The art life has turned the elder Zagar into a brutal hippie, who prostrates himself daily before the massive thing he has created. Midway through the film, he even leaves his wife for his assistant and then leaves her for a stay in rehab. He attempts suicide. It’s vicious stuff, which the younger Zagar films fitfully like one of those shaky-camera, shaky-family docs (he would make his feature debut this year with We the Animals, whose stiff family dynamics briefly lent the film some comps to Moonlight).

Like Van Gogh’s diary, this is both critically illustrative and stands on its own. The logic of Zagar’s style of discursive abstraction — it’s really a multi-layer, 3-D stream of consciousness and really worth the money in the tin if you’re in town, if only to watch the nervous couples attempt to take photos next these jagged contours — is laid bare. It will haunt you, as it should. Art is never about pretty things.


10. National Gallery (2014)

Critics were silly to demarcate between the paintings on display in Frederick Wiseman’s National Gallery and the noise around them, as if it were blocking their view.

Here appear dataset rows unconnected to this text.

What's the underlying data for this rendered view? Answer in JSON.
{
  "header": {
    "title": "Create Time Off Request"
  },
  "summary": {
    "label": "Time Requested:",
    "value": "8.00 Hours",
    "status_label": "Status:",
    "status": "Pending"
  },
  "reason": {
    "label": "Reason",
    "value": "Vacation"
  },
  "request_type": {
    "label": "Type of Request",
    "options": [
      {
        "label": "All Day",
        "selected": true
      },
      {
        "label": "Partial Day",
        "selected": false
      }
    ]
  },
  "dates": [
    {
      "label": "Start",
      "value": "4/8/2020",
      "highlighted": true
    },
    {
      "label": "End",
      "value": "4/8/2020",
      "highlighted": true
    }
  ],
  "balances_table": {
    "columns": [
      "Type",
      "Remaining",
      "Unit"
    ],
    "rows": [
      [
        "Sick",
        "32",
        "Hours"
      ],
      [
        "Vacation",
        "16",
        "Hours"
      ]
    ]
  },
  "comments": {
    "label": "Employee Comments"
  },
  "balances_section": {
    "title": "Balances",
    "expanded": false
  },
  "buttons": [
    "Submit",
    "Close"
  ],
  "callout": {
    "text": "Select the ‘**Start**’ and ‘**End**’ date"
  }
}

The argument that Wiseman makes in his three-hour portrait of one the world’s largest public depositories of art is that the janitors who sweep the floors, the tour guides who energetically genuflect to gain the attention of bored school children and the board members concerned about the presence of a corporate-sponsored London marathon are just as engaged in the busy work as Picasso was in front of Clouzot. This is a somewhat radical argument, but also a natural one, for both visual and documentary art. The real artist has always been the friends we made along the way, the funny faces, the eyes agape.

The genius of Wiseman is that he likes to watch — everything from sausages getting made to the slow death of smug, Midwestern town — his films are not just about institutions (a lazy judgment), they are about the slow-building synthesis wherein the collective becomes a unitary whole, which can walk, talk, and why not paint a canvas or two. His films are a singular justification for the existence of society, much like art itself, gathered in caves or draped over monuments.